Le tribunal de commerce de Bordeaux, statuant en référé le 7 octobre 2025, a examiné une demande de provision. Une caisse de congés intempéries réclamait le paiement de cotisations sociales impayées par une société. La défenderesse ne s’est pas présentée à l’audience. Le juge a accordé la provision et ordonné la capitalisation des intérêts. Il a également alloué une indemnité procédurale réduite au demandeur.
Le régime probatoire allégé du référé provision
La recevabilité de la demande est établie par une contestation non sérieuse. Le juge constate l’absence de défense sérieuse de la part du débiteur des cotisations. Cette carence procédurale permet de retenir le caractère non sérieusement contestable de la créance. La provision est donc accordée sur le fondement de l’article 873 du code de procédure civile.
La fixation du point de départ de la capitalisation est un apport notable. Le juge retient la date de l’assignation comme point de départ légal pour les intérêts capitalisés. « La capitalisation des intérêts sera ordonnée sur le fondement de l’article 1343-2 du Code Civil, à compter du 4 juillet 2025, date de l’assignation. » (Motifs) Cette solution assure une application stricte du texte civil. Elle évite toute antériorité au jour de la demande en justice.
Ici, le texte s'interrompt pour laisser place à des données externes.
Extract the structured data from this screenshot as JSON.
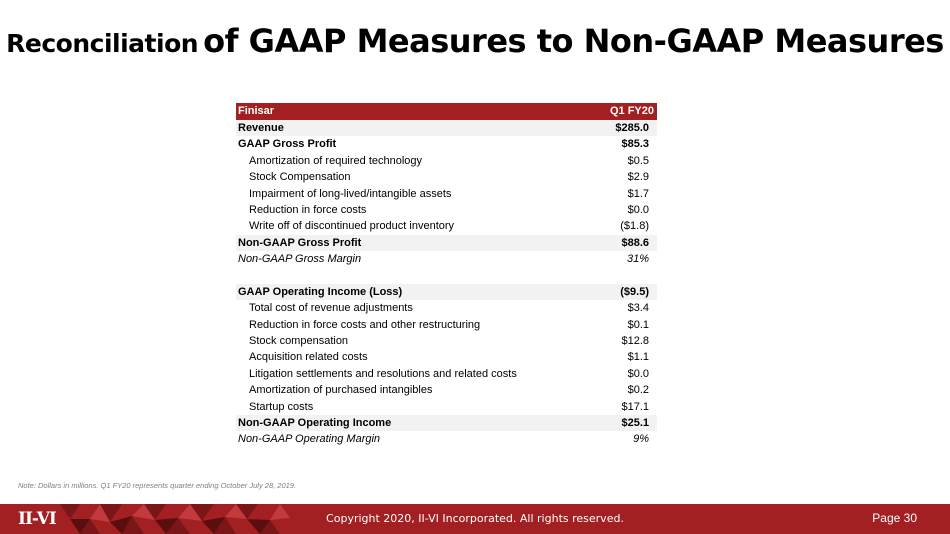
{
  "title": {
    "part1": "Reconciliation",
    "part2": "of GAAP Measures to Non-GAAP Measures"
  },
  "table": {
    "header": {
      "label": "Finisar",
      "value": "Q1 FY20"
    },
    "rows": [
      {
        "label": "Revenue",
        "value": "$285.0",
        "style": "bold shade"
      },
      {
        "label": "GAAP Gross Profit",
        "value": "$85.3",
        "style": "bold"
      },
      {
        "label": "Amortization of required technology",
        "value": "$0.5",
        "style": "indent"
      },
      {
        "label": "Stock Compensation",
        "value": "$2.9",
        "style": "indent"
      },
      {
        "label": "Impairment of long-lived/intangible assets",
        "value": "$1.7",
        "style": "indent"
      },
      {
        "label": "Reduction in force costs",
        "value": "$0.0",
        "style": "indent"
      },
      {
        "label": "Write off of discontinued product inventory",
        "value": "($1.8)",
        "style": "indent"
      },
      {
        "label": "Non-GAAP Gross Profit",
        "value": "$88.6",
        "style": "bold shade"
      },
      {
        "label": "Non-GAAP Gross Margin",
        "value": "31%",
        "style": "italic"
      },
      {
        "label": "",
        "value": "",
        "style": "spacer"
      },
      {
        "label": "GAAP Operating Income (Loss)",
        "value": "($9.5)",
        "style": "bold shade"
      },
      {
        "label": "Total cost of revenue adjustments",
        "value": "$3.4",
        "style": "indent"
      },
      {
        "label": "Reduction in force costs and other restructuring",
        "value": "$0.1",
        "style": "indent"
      },
      {
        "label": "Stock compensation",
        "value": "$12.8",
        "style": "indent"
      },
      {
        "label": "Acquisition related costs",
        "value": "$1.1",
        "style": "indent"
      },
      {
        "label": "Litigation settlements and resolutions and related costs",
        "value": "$0.0",
        "style": "indent"
      },
      {
        "label": "Amortization of purchased intangibles",
        "value": "$0.2",
        "style": "indent"
      },
      {
        "label": "Startup costs",
        "value": "$17.1",
        "style": "indent"
      },
      {
        "label": "Non-GAAP Operating Income",
        "value": "$25.1",
        "style": "bold shade"
      },
      {
        "label": "Non-GAAP Operating Margin",
        "value": "9%",
        "style": "italic"
      }
    ]
  },
  "note": "Note: Dollars in millions. Q1 FY20 represents quarter ending October July 28, 2019.",
  "footer": {
    "logo": "II-VI",
    "copyright": "Copyright 2020, II-VI Incorporated. All rights reserved.",
    "page": "Page 30"
  },
  "colors": {
    "brand_red": "#a21f22",
    "row_shade": "#f2f2f2",
    "note_gray": "#7f7f7f"
  }
}
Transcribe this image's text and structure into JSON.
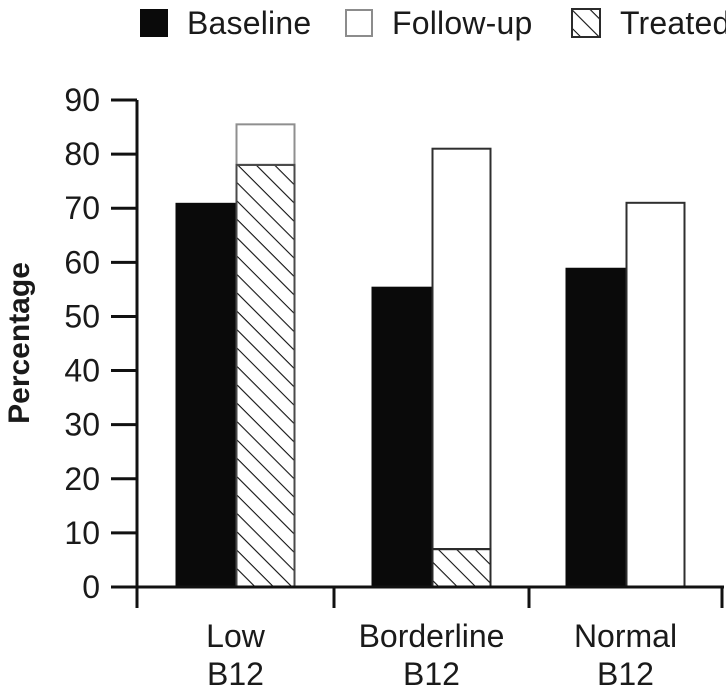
{
  "colors": {
    "background": "#ffffff",
    "ink": "#111111",
    "bar_black": "#0a0a0a",
    "open_bar_border": "#2f2f2f",
    "open_bar_border_low": "#8f8f8f",
    "hatch_bar_border": "#2b2b2b",
    "hatch_bar_border_low": "#4a4a4a",
    "legend_open_border": "#8c8c8c"
  },
  "legend": {
    "items": [
      {
        "label": "Baseline",
        "swatch": "black-square"
      },
      {
        "label": "Follow-up",
        "swatch": "open-square"
      },
      {
        "label": "Treated",
        "swatch": "hatched-square"
      }
    ]
  },
  "chart_data": {
    "type": "bar",
    "subtype": "grouped-pairs; second bar stacked (hatched Treated portion below open Follow-up portion)",
    "title": "",
    "xlabel": "",
    "ylabel": "Percentage",
    "ylim": [
      0,
      90
    ],
    "yticks": [
      0,
      10,
      20,
      30,
      40,
      50,
      60,
      70,
      80,
      90
    ],
    "grid": false,
    "legend_position": "top",
    "categories": [
      {
        "line1": "Low",
        "line2": "B12"
      },
      {
        "line1": "Borderline",
        "line2": "B12"
      },
      {
        "line1": "Normal",
        "line2": "B12"
      }
    ],
    "series": [
      {
        "name": "Baseline",
        "style": "solid-black",
        "values": [
          71,
          55.5,
          59
        ]
      },
      {
        "name": "Follow-up",
        "style": "open",
        "values": [
          85.5,
          81,
          71
        ]
      },
      {
        "name": "Treated",
        "style": "hatched",
        "values": [
          78,
          7,
          0
        ]
      }
    ]
  }
}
Le pouvoir modérateur du juge sur les indemnités procédurales
Le principe de l’indemnisation des frais irrépétibles est reconnu. Le juge admet que la procédure a généré des frais pour le créancier. Il accorde donc une indemnité sur le fondement de l’article 700 du code de procédure civile. Ce pouvoir discrétionnaire est exercé pour compenser un préjudice procédural avéré.
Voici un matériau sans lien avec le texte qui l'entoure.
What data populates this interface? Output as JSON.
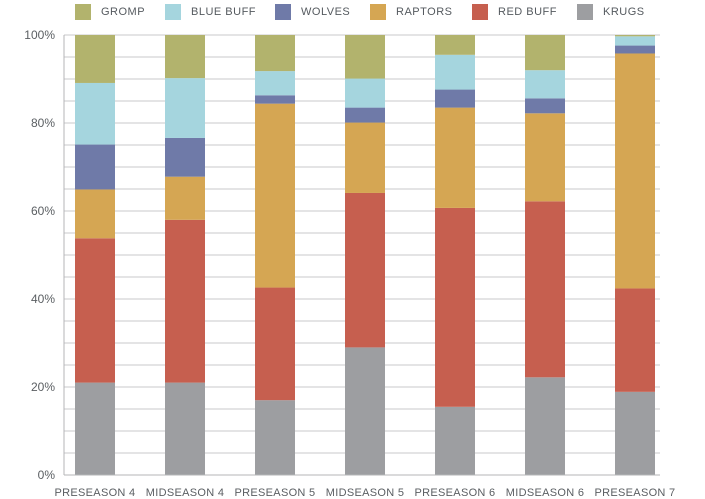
{
  "chart_data": {
    "type": "bar",
    "stacked": true,
    "percent": true,
    "categories": [
      "PRESEASON 4",
      "MIDSEASON 4",
      "PRESEASON 5",
      "MIDSEASON 5",
      "PRESEASON 6",
      "MIDSEASON 6",
      "PRESEASON 7"
    ],
    "series": [
      {
        "name": "KRUGS",
        "color": "#9d9ea1",
        "values": [
          21,
          21,
          17,
          29,
          15.5,
          22.2,
          18.9
        ]
      },
      {
        "name": "RED BUFF",
        "color": "#c65f4f",
        "values": [
          32.8,
          37,
          25.6,
          35.1,
          45.2,
          40,
          23.5
        ]
      },
      {
        "name": "RAPTORS",
        "color": "#d5a653",
        "values": [
          11.1,
          9.8,
          41.8,
          16,
          22.8,
          20,
          53.4
        ]
      },
      {
        "name": "WOLVES",
        "color": "#6f7aa8",
        "values": [
          10.2,
          8.8,
          1.9,
          3.4,
          4.1,
          3.4,
          1.8
        ]
      },
      {
        "name": "BLUE BUFF",
        "color": "#a5d5de",
        "values": [
          14,
          13.6,
          5.5,
          6.6,
          7.9,
          6.4,
          2.1
        ]
      },
      {
        "name": "GROMP",
        "color": "#b2b36d",
        "values": [
          10.9,
          9.8,
          8.2,
          9.9,
          4.5,
          8,
          0.3
        ]
      }
    ],
    "legend_order": [
      "GROMP",
      "BLUE BUFF",
      "WOLVES",
      "RAPTORS",
      "RED BUFF",
      "KRUGS"
    ],
    "y_ticks": [
      "0%",
      "20%",
      "40%",
      "60%",
      "80%",
      "100%"
    ],
    "ylim": [
      0,
      100
    ],
    "title": "",
    "xlabel": "",
    "ylabel": ""
  }
}
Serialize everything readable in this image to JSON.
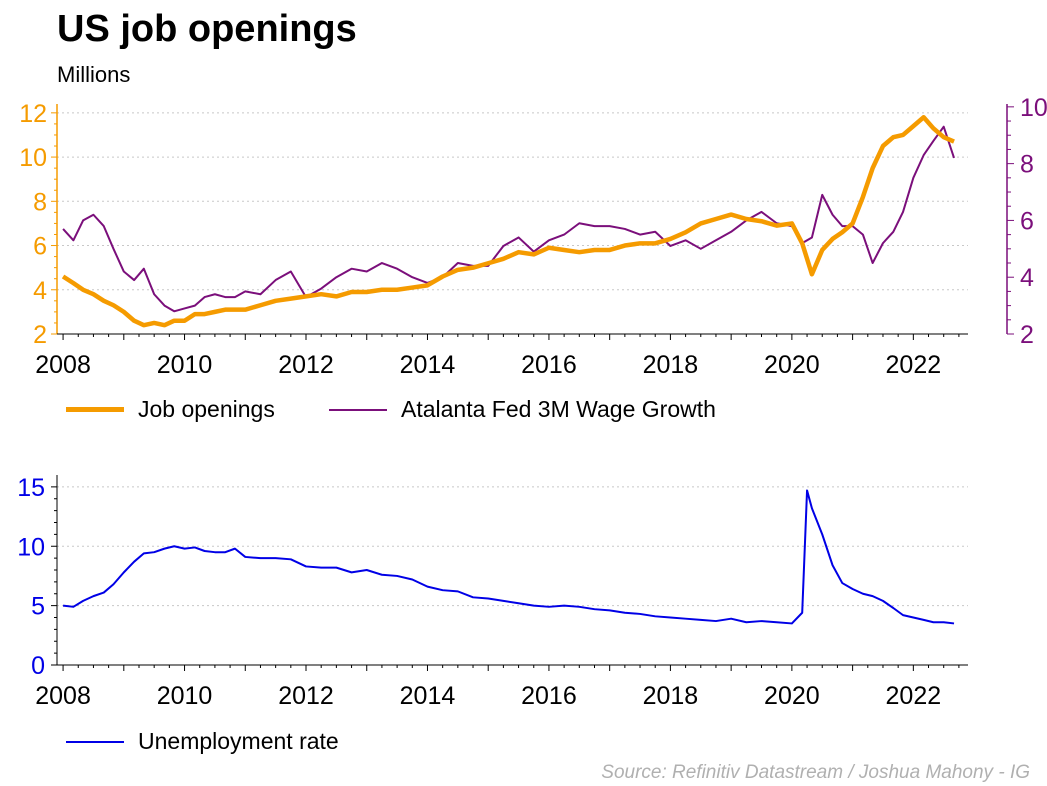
{
  "title": "US job openings",
  "subtitle": "Millions",
  "source": "Source: Refinitiv Datastream / Joshua Mahony - IG",
  "colors": {
    "job_openings": "#f59b00",
    "wage_growth": "#7b0f7b",
    "unemployment": "#0000e6",
    "grid": "#c8c8c8"
  },
  "chart_data": [
    {
      "type": "line",
      "x_ticks": [
        "2008",
        "2010",
        "2012",
        "2014",
        "2016",
        "2018",
        "2020",
        "2022"
      ],
      "xlim": [
        2007.9,
        2022.9
      ],
      "left_axis": {
        "ylim": [
          2,
          12.4
        ],
        "ticks": [
          "2",
          "4",
          "6",
          "8",
          "10",
          "12"
        ]
      },
      "right_axis": {
        "ylim": [
          2,
          10.1
        ],
        "ticks": [
          "2",
          "4",
          "6",
          "8",
          "10"
        ]
      },
      "grid": true,
      "legend_position": "bottom",
      "series": [
        {
          "name": "Job openings",
          "axis": "left",
          "x": [
            2008.0,
            2008.17,
            2008.33,
            2008.5,
            2008.67,
            2008.83,
            2009.0,
            2009.17,
            2009.33,
            2009.5,
            2009.67,
            2009.83,
            2010.0,
            2010.17,
            2010.33,
            2010.5,
            2010.67,
            2010.83,
            2011.0,
            2011.25,
            2011.5,
            2011.75,
            2012.0,
            2012.25,
            2012.5,
            2012.75,
            2013.0,
            2013.25,
            2013.5,
            2013.75,
            2014.0,
            2014.25,
            2014.5,
            2014.75,
            2015.0,
            2015.25,
            2015.5,
            2015.75,
            2016.0,
            2016.25,
            2016.5,
            2016.75,
            2017.0,
            2017.25,
            2017.5,
            2017.75,
            2018.0,
            2018.25,
            2018.5,
            2018.75,
            2019.0,
            2019.25,
            2019.5,
            2019.75,
            2020.0,
            2020.17,
            2020.33,
            2020.5,
            2020.67,
            2020.83,
            2021.0,
            2021.17,
            2021.33,
            2021.5,
            2021.67,
            2021.83,
            2022.0,
            2022.17,
            2022.33,
            2022.5,
            2022.67
          ],
          "y": [
            4.6,
            4.3,
            4.0,
            3.8,
            3.5,
            3.3,
            3.0,
            2.6,
            2.4,
            2.5,
            2.4,
            2.6,
            2.6,
            2.9,
            2.9,
            3.0,
            3.1,
            3.1,
            3.1,
            3.3,
            3.5,
            3.6,
            3.7,
            3.8,
            3.7,
            3.9,
            3.9,
            4.0,
            4.0,
            4.1,
            4.2,
            4.6,
            4.9,
            5.0,
            5.2,
            5.4,
            5.7,
            5.6,
            5.9,
            5.8,
            5.7,
            5.8,
            5.8,
            6.0,
            6.1,
            6.1,
            6.3,
            6.6,
            7.0,
            7.2,
            7.4,
            7.2,
            7.1,
            6.9,
            7.0,
            6.1,
            4.7,
            5.8,
            6.3,
            6.6,
            7.0,
            8.2,
            9.5,
            10.5,
            10.9,
            11.0,
            11.4,
            11.8,
            11.3,
            10.9,
            10.7
          ]
        },
        {
          "name": "Atalanta Fed 3M Wage Growth",
          "axis": "right",
          "x": [
            2008.0,
            2008.17,
            2008.33,
            2008.5,
            2008.67,
            2008.83,
            2009.0,
            2009.17,
            2009.33,
            2009.5,
            2009.67,
            2009.83,
            2010.0,
            2010.17,
            2010.33,
            2010.5,
            2010.67,
            2010.83,
            2011.0,
            2011.25,
            2011.5,
            2011.75,
            2012.0,
            2012.25,
            2012.5,
            2012.75,
            2013.0,
            2013.25,
            2013.5,
            2013.75,
            2014.0,
            2014.25,
            2014.5,
            2014.75,
            2015.0,
            2015.25,
            2015.5,
            2015.75,
            2016.0,
            2016.25,
            2016.5,
            2016.75,
            2017.0,
            2017.25,
            2017.5,
            2017.75,
            2018.0,
            2018.25,
            2018.5,
            2018.75,
            2019.0,
            2019.25,
            2019.5,
            2019.75,
            2020.0,
            2020.17,
            2020.33,
            2020.5,
            2020.67,
            2020.83,
            2021.0,
            2021.17,
            2021.33,
            2021.5,
            2021.67,
            2021.83,
            2022.0,
            2022.17,
            2022.33,
            2022.5,
            2022.67
          ],
          "y": [
            5.7,
            5.3,
            6.0,
            6.2,
            5.8,
            5.0,
            4.2,
            3.9,
            4.3,
            3.4,
            3.0,
            2.8,
            2.9,
            3.0,
            3.3,
            3.4,
            3.3,
            3.3,
            3.5,
            3.4,
            3.9,
            4.2,
            3.3,
            3.6,
            4.0,
            4.3,
            4.2,
            4.5,
            4.3,
            4.0,
            3.8,
            4.0,
            4.5,
            4.4,
            4.4,
            5.1,
            5.4,
            4.9,
            5.3,
            5.5,
            5.9,
            5.8,
            5.8,
            5.7,
            5.5,
            5.6,
            5.1,
            5.3,
            5.0,
            5.3,
            5.6,
            6.0,
            6.3,
            5.9,
            5.8,
            5.2,
            5.4,
            6.9,
            6.2,
            5.8,
            5.8,
            5.5,
            4.5,
            5.2,
            5.6,
            6.3,
            7.5,
            8.3,
            8.8,
            9.3,
            8.2
          ]
        }
      ]
    },
    {
      "type": "line",
      "x_ticks": [
        "2008",
        "2010",
        "2012",
        "2014",
        "2016",
        "2018",
        "2020",
        "2022"
      ],
      "xlim": [
        2007.9,
        2022.9
      ],
      "ylim": [
        0,
        16
      ],
      "y_ticks": [
        "0",
        "5",
        "10",
        "15"
      ],
      "grid": true,
      "legend_position": "bottom",
      "series": [
        {
          "name": "Unemployment rate",
          "x": [
            2008.0,
            2008.17,
            2008.33,
            2008.5,
            2008.67,
            2008.83,
            2009.0,
            2009.17,
            2009.33,
            2009.5,
            2009.67,
            2009.83,
            2010.0,
            2010.17,
            2010.33,
            2010.5,
            2010.67,
            2010.83,
            2011.0,
            2011.25,
            2011.5,
            2011.75,
            2012.0,
            2012.25,
            2012.5,
            2012.75,
            2013.0,
            2013.25,
            2013.5,
            2013.75,
            2014.0,
            2014.25,
            2014.5,
            2014.75,
            2015.0,
            2015.25,
            2015.5,
            2015.75,
            2016.0,
            2016.25,
            2016.5,
            2016.75,
            2017.0,
            2017.25,
            2017.5,
            2017.75,
            2018.0,
            2018.25,
            2018.5,
            2018.75,
            2019.0,
            2019.25,
            2019.5,
            2019.75,
            2020.0,
            2020.17,
            2020.25,
            2020.33,
            2020.5,
            2020.67,
            2020.83,
            2021.0,
            2021.17,
            2021.33,
            2021.5,
            2021.67,
            2021.83,
            2022.0,
            2022.17,
            2022.33,
            2022.5,
            2022.67
          ],
          "y": [
            5.0,
            4.9,
            5.4,
            5.8,
            6.1,
            6.8,
            7.8,
            8.7,
            9.4,
            9.5,
            9.8,
            10.0,
            9.8,
            9.9,
            9.6,
            9.5,
            9.5,
            9.8,
            9.1,
            9.0,
            9.0,
            8.9,
            8.3,
            8.2,
            8.2,
            7.8,
            8.0,
            7.6,
            7.5,
            7.2,
            6.6,
            6.3,
            6.2,
            5.7,
            5.6,
            5.4,
            5.2,
            5.0,
            4.9,
            5.0,
            4.9,
            4.7,
            4.6,
            4.4,
            4.3,
            4.1,
            4.0,
            3.9,
            3.8,
            3.7,
            3.9,
            3.6,
            3.7,
            3.6,
            3.5,
            4.4,
            14.7,
            13.2,
            11.0,
            8.4,
            6.9,
            6.4,
            6.0,
            5.8,
            5.4,
            4.8,
            4.2,
            4.0,
            3.8,
            3.6,
            3.6,
            3.5
          ]
        }
      ]
    }
  ]
}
La réduction du montant demandé illustre le contrôle souverain. Le juge réduit substantiellement le quantum de l’indemnité sollicitée par le demandeur. « Il sera donc fait droit à sa demande d’indemnité sur le fondement de l’article 700 du Code de Procédure Civile mais le montant en sera réduit à la somme de 150 € » (Motifs) Cette modulation confirme l’autonomie de l’appréciation judiciaire. Elle rappelle le caractère équitable et non automatique de cette indemnisation.
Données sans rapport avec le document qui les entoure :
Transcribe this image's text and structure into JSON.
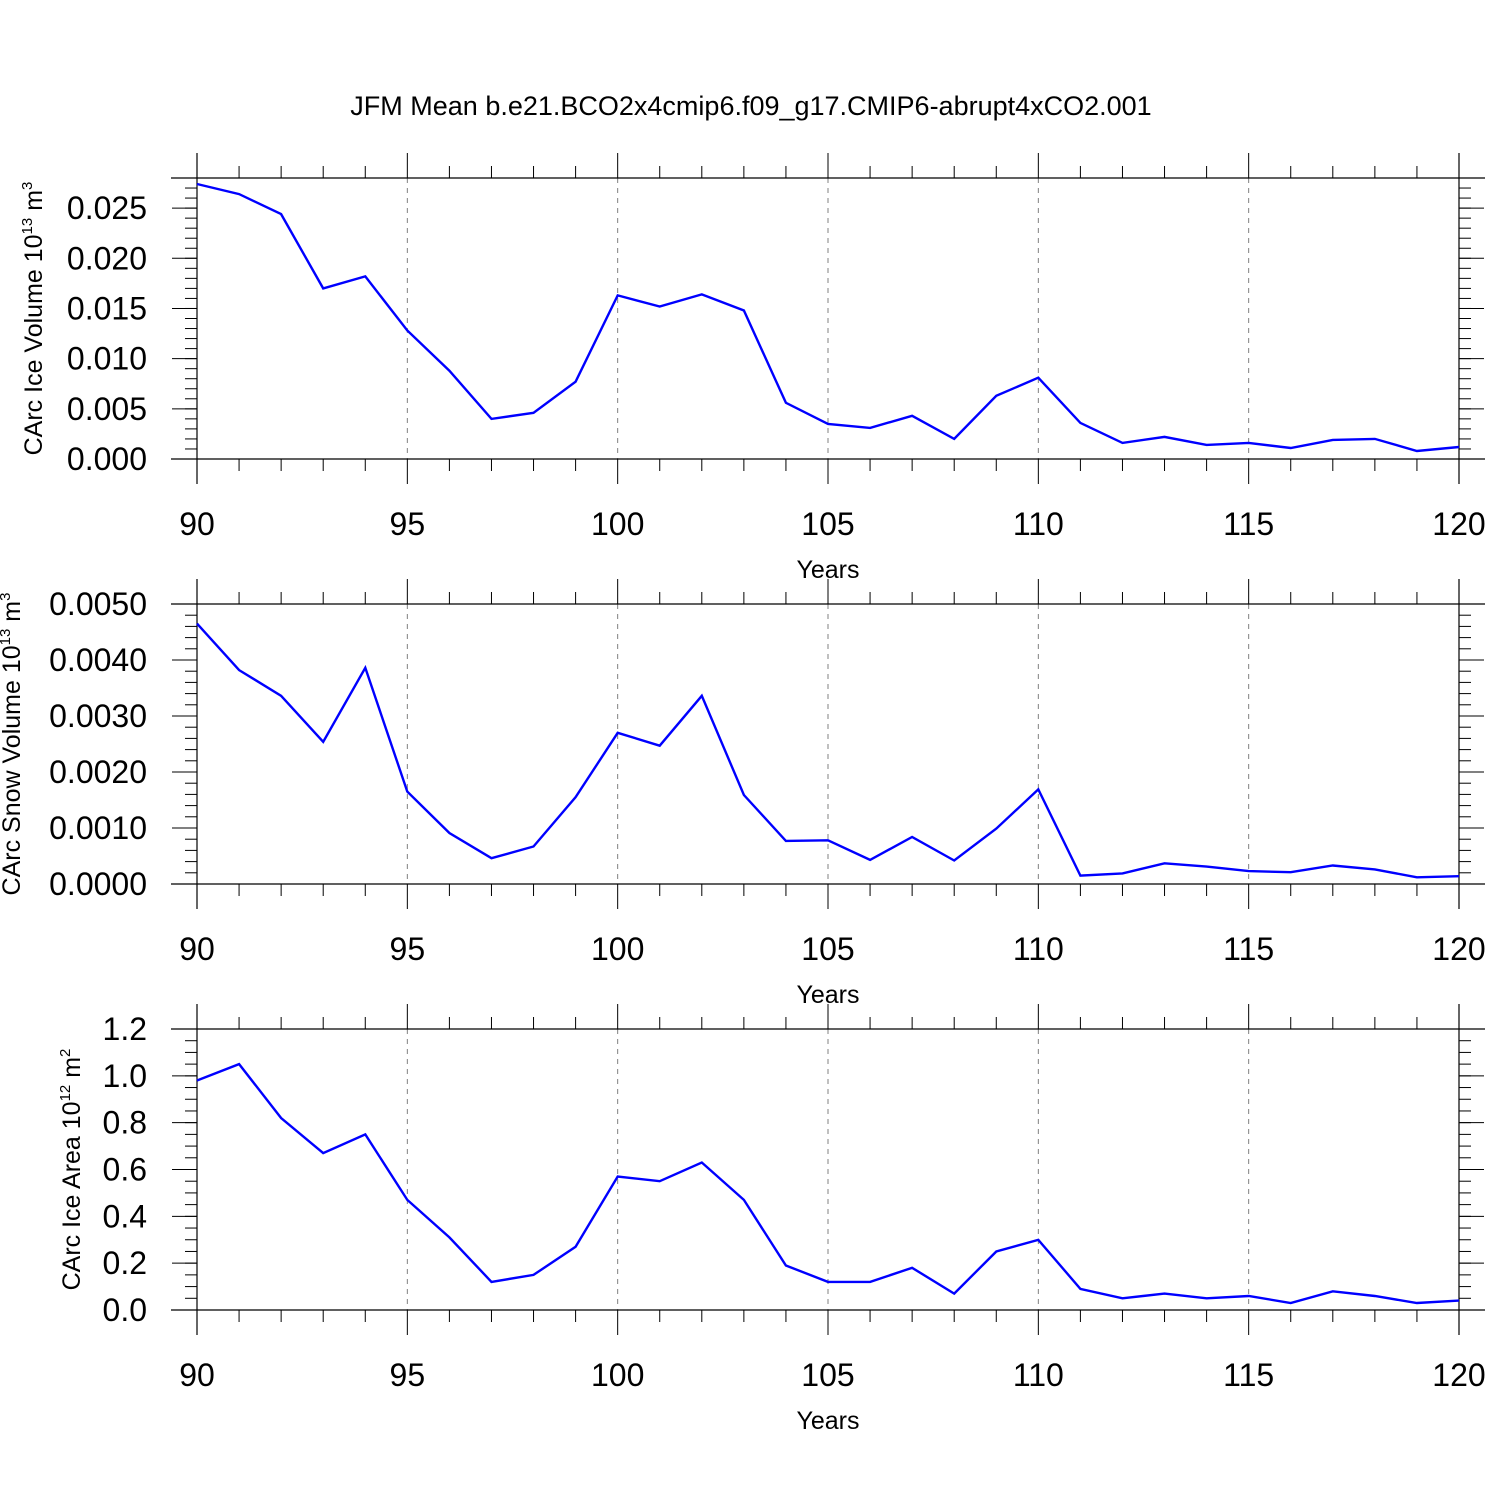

La portée de cette ordonnance est double en matière de procédure civile. Elle précise utilement le point de départ de la capitalisation des intérêts en référé. Cette solution est conforme à la jurisprudence récente sur l’article 1343-2. « Dès lors, le point de départ des intérêts capitalisés ne peut être antérieur à la date de demande de capitalisation du créancier. » (Cour d’appel de Paris, le 26 juin 2025, n°25/05013) Elle renforce également les prérogatives du juge sur l’article 700. Le pouvoir modérateur s’exerce librement pour fixer une indemnité équitable.